Best practices and joint calling of the HumanExome BeadChip: the CHARGE Consortium.

TitleBest practices and joint calling of the HumanExome BeadChip: the CHARGE Consortium.
Publication TypeJournal Article
Year of Publication2013
AuthorsGrove, ML, Yu, B, Cochran, BJ, Haritunians, T, Bis, JC, Taylor, KD, Hansen, M, Borecki, IB, L Cupples, A, Fornage, M, Gudnason, V, Harris, TB, Kathiresan, S, Kraaij, R, Launer, LJ, Levy, D, Liu, Y, Mosley, T, Peloso, GM, Psaty, BM, Rich, SS, Rivadeneira, F, Siscovick, DS, Smith, AV, Uitterlinden, A, van Duijn, CM, Wilson, JG, O'Donnell, CJ, Rotter, JI, Boerwinkle, E
JournalPLoS One
Volume8
Issue7
Paginatione68095
Date Published2013
ISSN1932-6203
KeywordsAging, Alleles, Cluster Analysis, Cohort Studies, Exome, Female, Gene Frequency, Genomics, Genotype, Heart, Humans, Male, Oligonucleotide Array Sequence Analysis, Polymorphism, Single Nucleotide, Racial Groups, Sample Size, Self Report, Sequence Analysis, DNA
Abstract

Genotyping arrays are a cost effective approach when typing previously-identified genetic polymorphisms in large numbers of samples.

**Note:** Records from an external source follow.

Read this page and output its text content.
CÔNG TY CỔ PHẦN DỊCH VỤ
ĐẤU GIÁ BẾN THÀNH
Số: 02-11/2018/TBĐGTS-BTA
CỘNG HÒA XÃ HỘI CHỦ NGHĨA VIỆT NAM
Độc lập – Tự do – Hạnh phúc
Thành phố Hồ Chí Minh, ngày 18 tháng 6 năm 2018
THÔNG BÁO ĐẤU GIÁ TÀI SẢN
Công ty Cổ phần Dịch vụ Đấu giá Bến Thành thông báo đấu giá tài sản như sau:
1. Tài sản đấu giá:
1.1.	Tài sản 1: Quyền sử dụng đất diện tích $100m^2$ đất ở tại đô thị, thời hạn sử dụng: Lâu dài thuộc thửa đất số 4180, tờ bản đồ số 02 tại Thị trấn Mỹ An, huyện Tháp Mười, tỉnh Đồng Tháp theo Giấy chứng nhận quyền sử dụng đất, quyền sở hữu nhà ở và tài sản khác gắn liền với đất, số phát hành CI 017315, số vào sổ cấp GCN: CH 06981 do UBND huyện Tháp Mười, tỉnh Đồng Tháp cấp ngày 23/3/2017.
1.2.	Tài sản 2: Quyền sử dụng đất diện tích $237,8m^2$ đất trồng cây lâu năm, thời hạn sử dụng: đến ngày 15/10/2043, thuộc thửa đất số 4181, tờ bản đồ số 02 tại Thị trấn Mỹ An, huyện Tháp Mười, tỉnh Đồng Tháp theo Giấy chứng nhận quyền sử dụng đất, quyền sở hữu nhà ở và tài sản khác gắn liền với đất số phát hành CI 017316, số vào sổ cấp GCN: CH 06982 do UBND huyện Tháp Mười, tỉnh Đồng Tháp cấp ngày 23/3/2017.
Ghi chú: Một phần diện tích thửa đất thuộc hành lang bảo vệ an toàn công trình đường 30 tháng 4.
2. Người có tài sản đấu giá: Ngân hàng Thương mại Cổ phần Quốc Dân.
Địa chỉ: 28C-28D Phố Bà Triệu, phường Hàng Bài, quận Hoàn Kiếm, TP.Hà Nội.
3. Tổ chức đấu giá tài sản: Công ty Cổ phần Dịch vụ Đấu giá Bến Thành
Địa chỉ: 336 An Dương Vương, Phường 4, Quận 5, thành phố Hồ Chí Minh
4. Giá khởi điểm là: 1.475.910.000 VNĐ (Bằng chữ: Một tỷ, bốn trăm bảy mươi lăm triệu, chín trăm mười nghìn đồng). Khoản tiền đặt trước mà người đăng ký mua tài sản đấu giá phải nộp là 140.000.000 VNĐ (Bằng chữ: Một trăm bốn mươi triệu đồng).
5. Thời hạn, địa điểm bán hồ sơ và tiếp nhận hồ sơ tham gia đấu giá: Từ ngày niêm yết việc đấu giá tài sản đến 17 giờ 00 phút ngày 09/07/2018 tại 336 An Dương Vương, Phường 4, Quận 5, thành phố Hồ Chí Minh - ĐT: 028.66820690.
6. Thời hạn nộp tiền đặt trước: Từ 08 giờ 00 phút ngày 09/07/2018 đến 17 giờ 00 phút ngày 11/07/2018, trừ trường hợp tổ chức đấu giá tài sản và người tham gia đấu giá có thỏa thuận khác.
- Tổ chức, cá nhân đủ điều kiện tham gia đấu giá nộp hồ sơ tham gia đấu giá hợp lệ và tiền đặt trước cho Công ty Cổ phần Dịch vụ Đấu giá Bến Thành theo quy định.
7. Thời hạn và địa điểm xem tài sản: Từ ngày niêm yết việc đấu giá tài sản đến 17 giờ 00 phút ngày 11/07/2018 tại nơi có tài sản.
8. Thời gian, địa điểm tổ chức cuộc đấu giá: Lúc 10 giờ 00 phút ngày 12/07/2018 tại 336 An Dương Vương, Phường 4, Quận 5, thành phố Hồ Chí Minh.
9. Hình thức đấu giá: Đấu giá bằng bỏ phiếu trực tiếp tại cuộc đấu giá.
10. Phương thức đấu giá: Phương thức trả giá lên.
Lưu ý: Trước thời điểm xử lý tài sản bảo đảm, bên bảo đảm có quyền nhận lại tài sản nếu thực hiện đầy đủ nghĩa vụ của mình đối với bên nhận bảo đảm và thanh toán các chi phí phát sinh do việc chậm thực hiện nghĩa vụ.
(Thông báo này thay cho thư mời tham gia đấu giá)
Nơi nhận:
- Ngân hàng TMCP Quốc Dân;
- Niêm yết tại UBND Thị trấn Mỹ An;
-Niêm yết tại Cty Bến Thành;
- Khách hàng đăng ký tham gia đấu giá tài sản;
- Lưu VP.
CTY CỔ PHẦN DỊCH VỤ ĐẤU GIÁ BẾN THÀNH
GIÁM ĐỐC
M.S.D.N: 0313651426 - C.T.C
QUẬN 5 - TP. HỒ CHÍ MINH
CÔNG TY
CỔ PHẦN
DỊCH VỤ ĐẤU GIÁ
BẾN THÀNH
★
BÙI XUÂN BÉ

One limitation of genotyping arrays with rare variants (e.g., minor allele frequency [MAF] <0.01) is the difficulty that automated clustering algorithms have to accurately detect and assign genotype calls. Combining intensity data from large numbers of samples may increase the ability to accurately call the genotypes of rare variants. Approximately 62,000 ethnically diverse samples from eleven Cohorts for Heart and Aging Research in Genomic Epidemiology (CHARGE) Consortium cohorts were genotyped with the Illumina HumanExome BeadChip across seven genotyping centers. The raw data files for the samples were assembled into a single project for joint calling. To assess the quality of the joint calling, concordance of genotypes in a subset of individuals having both exome chip and exome sequence data was analyzed. After exclusion of low performing SNPs on the exome chip and non-overlap of SNPs derived from sequence data, genotypes of 185,119 variants (11,356 were monomorphic) were compared in 530 individuals that had whole exome sequence data. A total of 98,113,070 pairs of genotypes were tested and 99.77% were concordant, 0.14% had missing data, and 0.09% were discordant. We report that joint calling allows the ability to accurately genotype rare variation using array technology when large sample sizes are available and best practices are followed. The cluster file from this experiment is available at www.chargeconsortium.com/main/exomechip.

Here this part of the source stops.